The Society of St.-Sulpice was organized in 1642 by J.J. Olier* in the parish of St.-Sulpice in Paris. Sulpicians are secular priests whose principal task is the theological education of parish clergy. As secular priests, Sulpicians take no special vows and are permitted to hold private property. Nevertheless they are expected to use their property in the service of Christ and to own it as though they did not have it. Theological training has never meant for the Sulpicians merely instruction in Scripture and dogmatics without spiritual formation and devotion to prayer and ascetism. To encourage the spiritual formation of their students, Sulpicians live a common life with them and share their spiritual exercises. In the past Sulpicians were strongly Thomist in their theology, though their spirituality followed the methods developed by their third superior-general, L. Tronson (1676-1700).

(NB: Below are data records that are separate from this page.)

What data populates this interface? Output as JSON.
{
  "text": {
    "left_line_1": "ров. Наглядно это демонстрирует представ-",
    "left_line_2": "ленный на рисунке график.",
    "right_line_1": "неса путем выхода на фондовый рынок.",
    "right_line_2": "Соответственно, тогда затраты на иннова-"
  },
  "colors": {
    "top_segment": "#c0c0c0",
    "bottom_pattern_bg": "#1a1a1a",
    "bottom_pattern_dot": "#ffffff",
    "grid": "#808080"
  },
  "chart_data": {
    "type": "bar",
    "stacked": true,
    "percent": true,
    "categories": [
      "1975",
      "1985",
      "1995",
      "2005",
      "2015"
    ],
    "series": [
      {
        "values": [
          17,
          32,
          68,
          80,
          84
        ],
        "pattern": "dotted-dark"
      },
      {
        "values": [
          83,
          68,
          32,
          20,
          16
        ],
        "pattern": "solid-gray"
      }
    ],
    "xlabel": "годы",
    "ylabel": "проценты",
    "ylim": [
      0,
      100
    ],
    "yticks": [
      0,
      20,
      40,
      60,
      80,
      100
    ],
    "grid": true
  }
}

The society spread to Canada in 1657, even before it received papal sanction and its own constitutions. While suffering a partial eclipse during the French Revolution, it was restored during the reign of Napoleon. In 1791, under J.A. Emery, the order founded St. Mary's Seminary in Baltimore, the oldest Roman Catholic seminary in the USA, now a pontifical university. The society has numbered among its members many distinguished theologians, such as the French Church historian P. Pourrat and the American biblical scholar Raymond Brown.

See L. Bertrand, Bibliothèque Sulpicienne, ou Histoire littéraire de la compagnie de Saint-Sulpice (3 vols., 1900) and C.G. Herbermann, The Sulpicians in the United States (1916).